Review: Funk/roots supergroup incoming! LA troupe Night Owls comprises members of The Lions and The Aggrolites and, for this special cover version double-A debut, the vocal fire of Breakestra's Afrodyete on "Break In Every Road". A warm, feel-good twist on the Betty Harris classic, there's a rootsy Jamaican twist to the groove while Afrodyete does the business on the top. Flip for another precision cover version as they woozy up Marvin on the evergreen "Inner City Blues". Trust us, this will make you want to holler...
Review: Since launching a year or two back, the nascent CoOp Presents label has delivered a trio of tasty singles from up-and-coming stars of the revivalist West London broken beat scene. Their fourth release continues this trend by offering up a debut single from former EVM128 collaborator Oliver Night. BB James lends a hand on brilliant opener "Make Believe", where clipped piano notes, heavy sub-bass, dubbed-out synth riffs and echoing vocal samples ride a crunchy, Seiji-style bruk-up groove. The EP's other hugely impressive moment also features a guest artist, Jay Phelps. He helps ensure that "Swing For Life" is a deliciously dubby and spaced-out chunk of late night deep house bliss.
Review: Following killer releases from lesser-known talents like Aristidez, Colossio and Thomass Jackson, Mexico's premier modern disco label Calypso commence a new project that sees them celebrating some of their favourite cities around the world. The journey starts in Tel Aviv, where a range of underground producers present the kind of freaky disco-not-disco sounds that get dancefloors frisky the world over these days. Niv Ast keeps things simmering and sensuous on "Rainey Heart," while Rina gets locked into a dense chug of sweaty sonics and solid rhythms. Naduve has a slower, percussion-led groove rolling on "Hex Mex" that will inject spice into any adventurous warm-up, and Middle Sky Boom finishes the record off with the tense and teasing "Marble Arch".

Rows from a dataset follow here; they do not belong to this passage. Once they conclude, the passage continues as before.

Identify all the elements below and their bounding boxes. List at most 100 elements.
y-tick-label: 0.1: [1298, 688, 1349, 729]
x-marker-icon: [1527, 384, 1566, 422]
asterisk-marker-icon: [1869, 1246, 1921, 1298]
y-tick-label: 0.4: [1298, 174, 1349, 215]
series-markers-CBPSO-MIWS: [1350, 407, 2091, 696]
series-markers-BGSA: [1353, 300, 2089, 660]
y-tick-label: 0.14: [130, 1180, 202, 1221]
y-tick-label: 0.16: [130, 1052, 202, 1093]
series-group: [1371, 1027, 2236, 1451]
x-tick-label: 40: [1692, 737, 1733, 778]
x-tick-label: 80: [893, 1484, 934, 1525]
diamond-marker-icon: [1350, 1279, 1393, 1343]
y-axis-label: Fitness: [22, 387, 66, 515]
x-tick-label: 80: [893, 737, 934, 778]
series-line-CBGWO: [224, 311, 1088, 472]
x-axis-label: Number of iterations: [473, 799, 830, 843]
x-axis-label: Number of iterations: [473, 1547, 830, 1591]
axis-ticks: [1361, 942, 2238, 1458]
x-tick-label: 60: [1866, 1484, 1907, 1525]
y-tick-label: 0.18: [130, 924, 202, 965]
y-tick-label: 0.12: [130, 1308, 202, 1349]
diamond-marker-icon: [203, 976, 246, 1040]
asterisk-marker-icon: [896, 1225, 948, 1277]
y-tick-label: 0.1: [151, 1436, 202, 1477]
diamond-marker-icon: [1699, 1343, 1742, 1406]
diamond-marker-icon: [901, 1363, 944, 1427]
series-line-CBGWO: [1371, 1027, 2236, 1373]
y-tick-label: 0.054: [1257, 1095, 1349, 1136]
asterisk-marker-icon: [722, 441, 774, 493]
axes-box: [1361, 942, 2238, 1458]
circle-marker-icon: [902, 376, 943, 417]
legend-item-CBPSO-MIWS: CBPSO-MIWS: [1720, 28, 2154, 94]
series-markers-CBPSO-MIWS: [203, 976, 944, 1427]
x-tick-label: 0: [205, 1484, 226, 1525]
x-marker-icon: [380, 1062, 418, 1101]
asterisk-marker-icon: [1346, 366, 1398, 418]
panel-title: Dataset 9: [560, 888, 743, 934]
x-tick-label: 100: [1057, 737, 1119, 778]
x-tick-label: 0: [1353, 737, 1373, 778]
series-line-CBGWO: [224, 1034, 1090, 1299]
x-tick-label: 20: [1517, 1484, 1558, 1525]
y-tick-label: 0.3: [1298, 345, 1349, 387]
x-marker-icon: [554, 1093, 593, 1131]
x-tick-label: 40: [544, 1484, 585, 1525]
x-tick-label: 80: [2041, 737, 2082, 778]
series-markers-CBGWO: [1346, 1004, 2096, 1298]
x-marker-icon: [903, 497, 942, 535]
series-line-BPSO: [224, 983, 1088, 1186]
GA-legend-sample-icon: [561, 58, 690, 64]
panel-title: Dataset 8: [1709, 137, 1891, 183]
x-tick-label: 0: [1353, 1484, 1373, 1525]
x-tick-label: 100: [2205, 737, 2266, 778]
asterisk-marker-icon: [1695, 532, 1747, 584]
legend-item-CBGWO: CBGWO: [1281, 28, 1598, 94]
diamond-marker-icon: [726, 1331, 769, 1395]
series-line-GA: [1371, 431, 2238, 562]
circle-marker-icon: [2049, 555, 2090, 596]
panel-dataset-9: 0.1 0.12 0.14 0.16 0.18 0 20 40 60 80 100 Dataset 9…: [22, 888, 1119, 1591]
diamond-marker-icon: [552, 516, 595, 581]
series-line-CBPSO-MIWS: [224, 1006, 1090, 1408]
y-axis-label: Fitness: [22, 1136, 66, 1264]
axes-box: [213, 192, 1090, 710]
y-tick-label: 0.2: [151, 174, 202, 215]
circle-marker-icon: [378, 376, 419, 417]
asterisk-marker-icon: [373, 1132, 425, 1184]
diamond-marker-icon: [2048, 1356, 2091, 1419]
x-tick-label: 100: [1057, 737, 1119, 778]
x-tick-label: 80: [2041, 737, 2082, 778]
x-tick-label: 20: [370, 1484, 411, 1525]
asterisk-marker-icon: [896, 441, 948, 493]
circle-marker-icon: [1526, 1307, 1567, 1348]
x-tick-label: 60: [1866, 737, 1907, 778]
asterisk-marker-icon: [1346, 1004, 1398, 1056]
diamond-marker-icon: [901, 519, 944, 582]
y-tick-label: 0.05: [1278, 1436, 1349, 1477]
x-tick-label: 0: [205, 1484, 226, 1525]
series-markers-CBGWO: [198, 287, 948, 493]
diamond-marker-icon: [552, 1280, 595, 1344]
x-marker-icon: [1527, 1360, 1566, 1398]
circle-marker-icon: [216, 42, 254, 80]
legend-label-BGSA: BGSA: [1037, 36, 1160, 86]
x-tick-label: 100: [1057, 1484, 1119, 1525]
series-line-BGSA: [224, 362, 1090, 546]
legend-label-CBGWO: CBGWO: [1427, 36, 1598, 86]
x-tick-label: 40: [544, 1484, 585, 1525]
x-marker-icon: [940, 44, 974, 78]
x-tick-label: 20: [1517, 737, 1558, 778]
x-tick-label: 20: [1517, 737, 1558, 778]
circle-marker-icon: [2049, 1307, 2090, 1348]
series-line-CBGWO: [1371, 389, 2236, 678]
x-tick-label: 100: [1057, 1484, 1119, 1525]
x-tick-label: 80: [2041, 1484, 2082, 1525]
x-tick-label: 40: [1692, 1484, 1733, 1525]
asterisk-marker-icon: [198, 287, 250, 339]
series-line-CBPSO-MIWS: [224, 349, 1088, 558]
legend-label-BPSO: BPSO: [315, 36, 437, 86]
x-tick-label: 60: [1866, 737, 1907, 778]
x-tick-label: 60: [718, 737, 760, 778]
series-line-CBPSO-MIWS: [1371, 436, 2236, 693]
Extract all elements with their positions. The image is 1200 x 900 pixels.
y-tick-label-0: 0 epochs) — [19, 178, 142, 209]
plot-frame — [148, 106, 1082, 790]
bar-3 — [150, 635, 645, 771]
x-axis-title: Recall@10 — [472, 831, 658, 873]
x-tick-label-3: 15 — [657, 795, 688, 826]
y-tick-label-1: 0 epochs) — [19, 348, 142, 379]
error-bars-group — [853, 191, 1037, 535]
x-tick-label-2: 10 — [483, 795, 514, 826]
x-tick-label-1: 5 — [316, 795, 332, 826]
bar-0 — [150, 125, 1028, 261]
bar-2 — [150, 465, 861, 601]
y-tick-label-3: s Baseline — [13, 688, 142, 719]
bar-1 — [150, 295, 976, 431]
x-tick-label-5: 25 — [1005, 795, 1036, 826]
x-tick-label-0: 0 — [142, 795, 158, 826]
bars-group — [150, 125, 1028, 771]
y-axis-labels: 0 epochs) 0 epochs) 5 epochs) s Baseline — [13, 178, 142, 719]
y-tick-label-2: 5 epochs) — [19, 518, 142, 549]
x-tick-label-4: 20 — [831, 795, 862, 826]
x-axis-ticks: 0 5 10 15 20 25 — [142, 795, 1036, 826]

Review: Hawaiian legend Al Nobriga played a vital role in the island's club and chart scene throughout the '70s and early '80s before chasing his dreams to Nashville (and consequently shattering them). Long before the brutal crush of industry reality, he recorded several albums including They're Playing My Music in 1977 of which these two tracks come from: "My Last Disco Song" lives up to its title with it sturdy dancefloor hook and polished sense of funk while "Break Away" shows Al's softer side as we sail on yacht across positively Balearic shores.